Der Begriff Gamification bezeichnet den Einsatz von Spielelementen, d. h. Gestaltungselementen und Mechaniken aus Spielen, um in Anwendungsfeldern außerhalb von Brettspielen oder Computerspielen spielerische Erlebnisse zu kreieren [1]. Diese spielerischen Erlebnisse (engl.
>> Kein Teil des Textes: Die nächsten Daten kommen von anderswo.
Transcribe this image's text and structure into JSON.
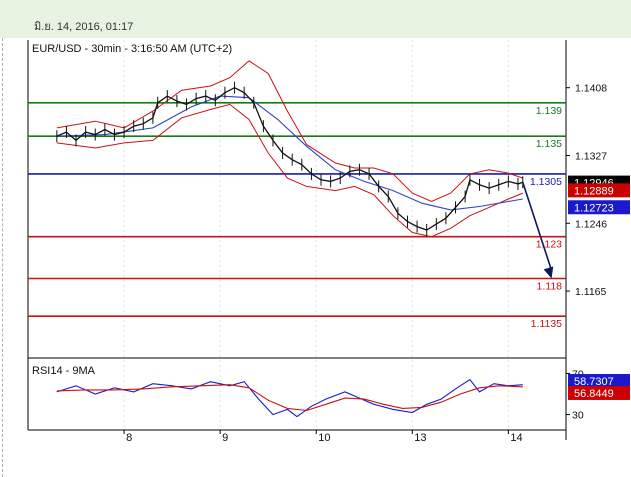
{
  "header": {
    "datestamp": "มิ.ย. 14, 2016, 01:17"
  },
  "chart_data": {
    "type": "candlestick",
    "title": "EUR/USD - 30min - 3:16:50 AM (UTC+2)",
    "price_axis": {
      "ylim": [
        1.1085,
        1.1465
      ],
      "ticks": [
        "1.1408",
        "1.1327",
        "1.1246",
        "1.1165"
      ]
    },
    "x_ticks": [
      {
        "label": "8",
        "x": 14
      },
      {
        "label": "9",
        "x": 34
      },
      {
        "label": "10",
        "x": 54
      },
      {
        "label": "13",
        "x": 74
      },
      {
        "label": "14",
        "x": 94
      }
    ],
    "xlim": [
      -6,
      106
    ],
    "price_series": [
      {
        "x": 0,
        "y": 1.135
      },
      {
        "x": 2,
        "y": 1.1355
      },
      {
        "x": 4,
        "y": 1.1345
      },
      {
        "x": 6,
        "y": 1.1355
      },
      {
        "x": 8,
        "y": 1.1352
      },
      {
        "x": 10,
        "y": 1.1358
      },
      {
        "x": 12,
        "y": 1.1352
      },
      {
        "x": 14,
        "y": 1.1355
      },
      {
        "x": 16,
        "y": 1.1362
      },
      {
        "x": 18,
        "y": 1.1365
      },
      {
        "x": 20,
        "y": 1.1372
      },
      {
        "x": 21,
        "y": 1.139
      },
      {
        "x": 23,
        "y": 1.1398
      },
      {
        "x": 25,
        "y": 1.1392
      },
      {
        "x": 27,
        "y": 1.1388
      },
      {
        "x": 29,
        "y": 1.1395
      },
      {
        "x": 31,
        "y": 1.1398
      },
      {
        "x": 33,
        "y": 1.1393
      },
      {
        "x": 35,
        "y": 1.1402
      },
      {
        "x": 37,
        "y": 1.1408
      },
      {
        "x": 39,
        "y": 1.1402
      },
      {
        "x": 41,
        "y": 1.139
      },
      {
        "x": 43,
        "y": 1.1362
      },
      {
        "x": 45,
        "y": 1.1345
      },
      {
        "x": 47,
        "y": 1.133
      },
      {
        "x": 49,
        "y": 1.1322
      },
      {
        "x": 51,
        "y": 1.1316
      },
      {
        "x": 53,
        "y": 1.1305
      },
      {
        "x": 55,
        "y": 1.1298
      },
      {
        "x": 57,
        "y": 1.1296
      },
      {
        "x": 59,
        "y": 1.13
      },
      {
        "x": 61,
        "y": 1.1308
      },
      {
        "x": 63,
        "y": 1.131
      },
      {
        "x": 65,
        "y": 1.1305
      },
      {
        "x": 67,
        "y": 1.129
      },
      {
        "x": 69,
        "y": 1.1278
      },
      {
        "x": 71,
        "y": 1.1258
      },
      {
        "x": 73,
        "y": 1.1248
      },
      {
        "x": 75,
        "y": 1.1242
      },
      {
        "x": 77,
        "y": 1.1238
      },
      {
        "x": 79,
        "y": 1.1245
      },
      {
        "x": 81,
        "y": 1.1252
      },
      {
        "x": 83,
        "y": 1.1265
      },
      {
        "x": 85,
        "y": 1.1278
      },
      {
        "x": 86,
        "y": 1.1298
      },
      {
        "x": 88,
        "y": 1.1292
      },
      {
        "x": 90,
        "y": 1.1288
      },
      {
        "x": 92,
        "y": 1.1292
      },
      {
        "x": 94,
        "y": 1.1296
      },
      {
        "x": 96,
        "y": 1.1293
      },
      {
        "x": 97,
        "y": 1.1295
      }
    ],
    "ma_series": [
      {
        "x": 0,
        "y": 1.135
      },
      {
        "x": 10,
        "y": 1.1352
      },
      {
        "x": 20,
        "y": 1.136
      },
      {
        "x": 28,
        "y": 1.1385
      },
      {
        "x": 34,
        "y": 1.1398
      },
      {
        "x": 40,
        "y": 1.1396
      },
      {
        "x": 46,
        "y": 1.137
      },
      {
        "x": 52,
        "y": 1.1338
      },
      {
        "x": 58,
        "y": 1.131
      },
      {
        "x": 64,
        "y": 1.1296
      },
      {
        "x": 70,
        "y": 1.1285
      },
      {
        "x": 76,
        "y": 1.127
      },
      {
        "x": 82,
        "y": 1.1262
      },
      {
        "x": 88,
        "y": 1.1266
      },
      {
        "x": 94,
        "y": 1.1272
      },
      {
        "x": 97,
        "y": 1.1275
      }
    ],
    "band_upper": [
      {
        "x": 0,
        "y": 1.136
      },
      {
        "x": 8,
        "y": 1.1368
      },
      {
        "x": 14,
        "y": 1.136
      },
      {
        "x": 20,
        "y": 1.138
      },
      {
        "x": 26,
        "y": 1.1405
      },
      {
        "x": 32,
        "y": 1.141
      },
      {
        "x": 36,
        "y": 1.142
      },
      {
        "x": 40,
        "y": 1.144
      },
      {
        "x": 44,
        "y": 1.1425
      },
      {
        "x": 48,
        "y": 1.138
      },
      {
        "x": 52,
        "y": 1.134
      },
      {
        "x": 58,
        "y": 1.1318
      },
      {
        "x": 62,
        "y": 1.1312
      },
      {
        "x": 66,
        "y": 1.1312
      },
      {
        "x": 70,
        "y": 1.1305
      },
      {
        "x": 74,
        "y": 1.1282
      },
      {
        "x": 78,
        "y": 1.1272
      },
      {
        "x": 82,
        "y": 1.1282
      },
      {
        "x": 86,
        "y": 1.1305
      },
      {
        "x": 90,
        "y": 1.131
      },
      {
        "x": 94,
        "y": 1.1306
      },
      {
        "x": 97,
        "y": 1.13
      }
    ],
    "band_lower": [
      {
        "x": 0,
        "y": 1.1342
      },
      {
        "x": 8,
        "y": 1.1336
      },
      {
        "x": 14,
        "y": 1.1342
      },
      {
        "x": 20,
        "y": 1.1345
      },
      {
        "x": 26,
        "y": 1.1372
      },
      {
        "x": 32,
        "y": 1.1382
      },
      {
        "x": 36,
        "y": 1.1388
      },
      {
        "x": 40,
        "y": 1.137
      },
      {
        "x": 44,
        "y": 1.133
      },
      {
        "x": 48,
        "y": 1.13
      },
      {
        "x": 52,
        "y": 1.129
      },
      {
        "x": 58,
        "y": 1.1285
      },
      {
        "x": 62,
        "y": 1.129
      },
      {
        "x": 66,
        "y": 1.128
      },
      {
        "x": 70,
        "y": 1.1255
      },
      {
        "x": 74,
        "y": 1.1235
      },
      {
        "x": 78,
        "y": 1.123
      },
      {
        "x": 82,
        "y": 1.124
      },
      {
        "x": 86,
        "y": 1.1255
      },
      {
        "x": 90,
        "y": 1.1265
      },
      {
        "x": 94,
        "y": 1.1275
      },
      {
        "x": 97,
        "y": 1.1282
      }
    ],
    "levels": [
      {
        "label": "1.139",
        "price": 1.139,
        "color": "#1a7a1a"
      },
      {
        "label": "1.135",
        "price": 1.135,
        "color": "#1a7a1a"
      },
      {
        "label": "1.1305",
        "price": 1.1305,
        "color": "#1a1ab0"
      },
      {
        "label": "1.123",
        "price": 1.123,
        "color": "#cc1111"
      },
      {
        "label": "1.118",
        "price": 1.118,
        "color": "#cc1111"
      },
      {
        "label": "1.1135",
        "price": 1.1135,
        "color": "#cc1111"
      }
    ],
    "price_badges": [
      {
        "text": "1.12946",
        "price": 1.12946,
        "bg": "#000000",
        "fg": "#ffffff"
      },
      {
        "text": "1.12889",
        "price": 1.12889,
        "bg": "#cc0000",
        "fg": "#ffffff"
      },
      {
        "text": "1.12723",
        "price": 1.12723,
        "bg": "#1a1acc",
        "fg": "#ffffff"
      }
    ],
    "forecast_arrow": {
      "from": {
        "x": 97,
        "y": 1.1295
      },
      "to": {
        "x": 103,
        "y": 1.118
      }
    },
    "rsi": {
      "title": "RSI14 - 9MA",
      "ylim": [
        15,
        85
      ],
      "ticks": [
        "70",
        "30"
      ],
      "rsi_series": [
        {
          "x": 0,
          "y": 52
        },
        {
          "x": 4,
          "y": 58
        },
        {
          "x": 8,
          "y": 50
        },
        {
          "x": 12,
          "y": 56
        },
        {
          "x": 16,
          "y": 52
        },
        {
          "x": 20,
          "y": 60
        },
        {
          "x": 24,
          "y": 58
        },
        {
          "x": 28,
          "y": 55
        },
        {
          "x": 32,
          "y": 62
        },
        {
          "x": 36,
          "y": 58
        },
        {
          "x": 39,
          "y": 62
        },
        {
          "x": 42,
          "y": 45
        },
        {
          "x": 45,
          "y": 30
        },
        {
          "x": 48,
          "y": 35
        },
        {
          "x": 50,
          "y": 28
        },
        {
          "x": 53,
          "y": 38
        },
        {
          "x": 56,
          "y": 45
        },
        {
          "x": 60,
          "y": 52
        },
        {
          "x": 63,
          "y": 46
        },
        {
          "x": 66,
          "y": 40
        },
        {
          "x": 70,
          "y": 35
        },
        {
          "x": 74,
          "y": 32
        },
        {
          "x": 77,
          "y": 40
        },
        {
          "x": 80,
          "y": 45
        },
        {
          "x": 83,
          "y": 55
        },
        {
          "x": 86,
          "y": 64
        },
        {
          "x": 88,
          "y": 52
        },
        {
          "x": 91,
          "y": 60
        },
        {
          "x": 94,
          "y": 58
        },
        {
          "x": 97,
          "y": 59
        }
      ],
      "ma_series": [
        {
          "x": 0,
          "y": 53
        },
        {
          "x": 6,
          "y": 54
        },
        {
          "x": 12,
          "y": 54
        },
        {
          "x": 18,
          "y": 55
        },
        {
          "x": 24,
          "y": 57
        },
        {
          "x": 30,
          "y": 58
        },
        {
          "x": 36,
          "y": 59
        },
        {
          "x": 40,
          "y": 56
        },
        {
          "x": 44,
          "y": 44
        },
        {
          "x": 48,
          "y": 36
        },
        {
          "x": 52,
          "y": 34
        },
        {
          "x": 56,
          "y": 40
        },
        {
          "x": 60,
          "y": 46
        },
        {
          "x": 64,
          "y": 45
        },
        {
          "x": 68,
          "y": 40
        },
        {
          "x": 72,
          "y": 36
        },
        {
          "x": 76,
          "y": 37
        },
        {
          "x": 80,
          "y": 42
        },
        {
          "x": 84,
          "y": 50
        },
        {
          "x": 88,
          "y": 56
        },
        {
          "x": 92,
          "y": 58
        },
        {
          "x": 97,
          "y": 57
        }
      ],
      "badges": [
        {
          "text": "58.7307",
          "value": 58.7307,
          "bg": "#1a1acc",
          "fg": "#ffffff"
        },
        {
          "text": "56.8449",
          "value": 56.8449,
          "bg": "#cc0000",
          "fg": "#ffffff"
        }
      ]
    },
    "colors": {
      "price": "#111111",
      "band": "#cc1111",
      "ma": "#2a44c8",
      "rsi_line": "#1a1acc",
      "rsi_ma": "#cc1111",
      "arrow": "#0a1a5a",
      "axis": "#000000",
      "grid": "#dddddd"
    }
  }
}
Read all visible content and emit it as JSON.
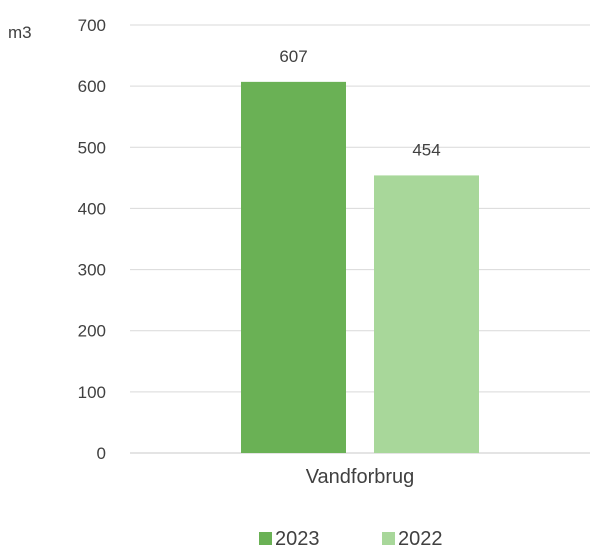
{
  "chart_data": {
    "type": "bar",
    "categories": [
      "Vandforbrug"
    ],
    "series": [
      {
        "name": "2023",
        "values": [
          607
        ],
        "color": "#6ab155"
      },
      {
        "name": "2022",
        "values": [
          454
        ],
        "color": "#a8d79a"
      }
    ],
    "ylabel": "m3",
    "ylim": [
      0,
      700
    ],
    "yticks": [
      0,
      100,
      200,
      300,
      400,
      500,
      600,
      700
    ],
    "grid": true,
    "legend": "bottom",
    "data_labels": true
  }
}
Gameful Experiences) stärken Motivation, Spaß und Lernprozesse und können dadurch menschliches Verhalten beeinflussen [2]-[4]. Typische Spielelemente und -mechaniken [5], die dabei verwendet werden, sind Ansätze für

  • Leistung und Fortschritt (z. B. Punkte, Level, Badges, Herausforderungen, Fähigkeitenbäume)
  • Kooperation und soziale Interaktion (z. B. Teams, Gilden, Teamchallenges, Profile, gemeinsame Ziele und Abhängigkeiten)
  • Wettbewerb (z. B. Ranglisten, Wettkämpfe, Zeitlimits, Wetten)
  • Immersion (z. B. Storytelling, virtuelle Charaktere, freischaltbare Inhalte, virtuelle Welten, Rollenspiel).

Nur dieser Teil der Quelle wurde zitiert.